Oncogenesis, lipids rafts and liquid crystals: A nanoscopic supplementary field for applied researches and a new hope of advances in cancer.

Liquid crystals (LC) are an intermediate state between an ordered crystalline solid and a more disordered liquid. LCs (or mesophases) are ubiquitous in living systems, optimizing multiple biological functions that could not operate in purely solid or liquid environments as both mobility and organization are needed. One of us recently suggested that there is an information vector, shared by neurodegenerative and infectious pathologies, to be found within lipid rafts in an ordered liquid (Lo) form mediated by cholesterol. Here we extend this underlying mechanism to oncogenic processes. The specificity of our approach lies in highlighting the direct involvement of liquid crystals in early carcinogenic processes, by identifying specific metabolic pathways, with the intention of focusing research effort on this level, now that this has become technically feasible. Exploring LCs in living bodies reveals links between numerous oncogenic mechanisms. The approach is based on the geometric properties of amphiphilic (hydrophilic and lipophilic) plasma and intracellular membranes, the phospholipids of which are an example of the lamellar LC phase. These LCs underlie cell signaling and signaling pathways disorders at membrane level: consequently, they are directly concerned with deregulation underlying many cancerous processes. We demonstrate the implication of cancer cell membranes mesophases. That is in the membranes mesophases that are initiated most of metabolic pathways, leading to downstream pathogenic intracellular mechanisms.

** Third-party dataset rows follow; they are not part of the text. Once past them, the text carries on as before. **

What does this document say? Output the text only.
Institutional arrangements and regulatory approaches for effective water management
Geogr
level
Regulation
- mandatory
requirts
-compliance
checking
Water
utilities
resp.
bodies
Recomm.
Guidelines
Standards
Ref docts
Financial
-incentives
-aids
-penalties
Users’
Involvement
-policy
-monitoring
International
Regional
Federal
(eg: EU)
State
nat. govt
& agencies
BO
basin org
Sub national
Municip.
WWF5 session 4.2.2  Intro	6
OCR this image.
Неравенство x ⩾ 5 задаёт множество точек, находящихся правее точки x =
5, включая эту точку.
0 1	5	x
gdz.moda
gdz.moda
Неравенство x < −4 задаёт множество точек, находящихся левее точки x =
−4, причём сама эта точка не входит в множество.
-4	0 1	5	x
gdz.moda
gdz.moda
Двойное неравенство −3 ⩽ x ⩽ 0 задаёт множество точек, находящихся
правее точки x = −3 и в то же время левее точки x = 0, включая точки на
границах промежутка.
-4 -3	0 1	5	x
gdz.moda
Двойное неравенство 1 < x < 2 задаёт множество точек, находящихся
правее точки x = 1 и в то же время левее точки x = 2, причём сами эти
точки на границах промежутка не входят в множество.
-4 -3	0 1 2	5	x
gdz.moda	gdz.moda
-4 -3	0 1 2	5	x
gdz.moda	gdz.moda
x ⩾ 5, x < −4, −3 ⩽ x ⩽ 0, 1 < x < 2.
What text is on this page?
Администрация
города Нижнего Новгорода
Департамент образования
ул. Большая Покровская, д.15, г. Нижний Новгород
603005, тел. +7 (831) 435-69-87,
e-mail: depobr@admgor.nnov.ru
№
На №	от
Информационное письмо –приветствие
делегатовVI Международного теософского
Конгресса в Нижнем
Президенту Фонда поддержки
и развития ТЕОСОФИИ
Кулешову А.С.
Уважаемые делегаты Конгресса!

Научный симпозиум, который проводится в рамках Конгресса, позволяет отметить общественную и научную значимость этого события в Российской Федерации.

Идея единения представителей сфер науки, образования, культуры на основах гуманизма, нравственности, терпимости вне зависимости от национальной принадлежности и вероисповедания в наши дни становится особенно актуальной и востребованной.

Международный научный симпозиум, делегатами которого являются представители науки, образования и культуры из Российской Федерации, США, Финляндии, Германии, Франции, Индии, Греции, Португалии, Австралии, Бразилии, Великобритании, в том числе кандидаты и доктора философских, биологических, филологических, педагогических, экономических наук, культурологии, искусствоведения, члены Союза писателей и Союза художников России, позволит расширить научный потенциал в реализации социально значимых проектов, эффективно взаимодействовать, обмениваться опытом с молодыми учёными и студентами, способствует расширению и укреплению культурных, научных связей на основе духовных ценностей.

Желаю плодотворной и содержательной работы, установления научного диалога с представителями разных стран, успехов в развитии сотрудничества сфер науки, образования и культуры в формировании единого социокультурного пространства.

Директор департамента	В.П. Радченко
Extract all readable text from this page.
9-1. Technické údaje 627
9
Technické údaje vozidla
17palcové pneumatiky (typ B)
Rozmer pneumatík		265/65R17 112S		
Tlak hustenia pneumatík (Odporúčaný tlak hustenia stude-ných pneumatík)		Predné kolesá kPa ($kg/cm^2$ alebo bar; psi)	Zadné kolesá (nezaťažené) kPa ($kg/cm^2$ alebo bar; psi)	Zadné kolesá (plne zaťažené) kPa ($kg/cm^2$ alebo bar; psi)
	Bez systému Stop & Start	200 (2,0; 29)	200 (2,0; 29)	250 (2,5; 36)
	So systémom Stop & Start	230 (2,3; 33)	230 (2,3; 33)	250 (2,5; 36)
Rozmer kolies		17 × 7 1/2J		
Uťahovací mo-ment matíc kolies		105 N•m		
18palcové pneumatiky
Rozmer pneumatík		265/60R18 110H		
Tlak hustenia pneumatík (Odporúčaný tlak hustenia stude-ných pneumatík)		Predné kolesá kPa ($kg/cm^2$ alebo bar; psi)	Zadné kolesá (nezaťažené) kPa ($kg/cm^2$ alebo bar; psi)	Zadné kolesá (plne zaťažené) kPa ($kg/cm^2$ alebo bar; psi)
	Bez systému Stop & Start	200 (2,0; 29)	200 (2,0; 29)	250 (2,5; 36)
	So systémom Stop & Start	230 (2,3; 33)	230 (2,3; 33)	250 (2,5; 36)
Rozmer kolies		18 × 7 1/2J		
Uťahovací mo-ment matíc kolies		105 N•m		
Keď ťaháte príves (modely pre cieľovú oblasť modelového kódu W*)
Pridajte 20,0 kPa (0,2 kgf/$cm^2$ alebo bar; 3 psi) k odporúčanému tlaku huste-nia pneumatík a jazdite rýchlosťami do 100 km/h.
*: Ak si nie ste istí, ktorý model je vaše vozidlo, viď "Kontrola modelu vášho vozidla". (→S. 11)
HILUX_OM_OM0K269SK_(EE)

The concepts of order and of symmetry, in the mathematical sense, involved in condensed matter accompany informed adaptive supramolecular chemical processes in forming self-organizing mesogenic molecular assemblies. Multidisciplinary teamwork combining knowledge from different fields holds out the hope of therapeutic progress upstream of irreversible cancerous processes, while conserving the physiological integrity of the cells themselves.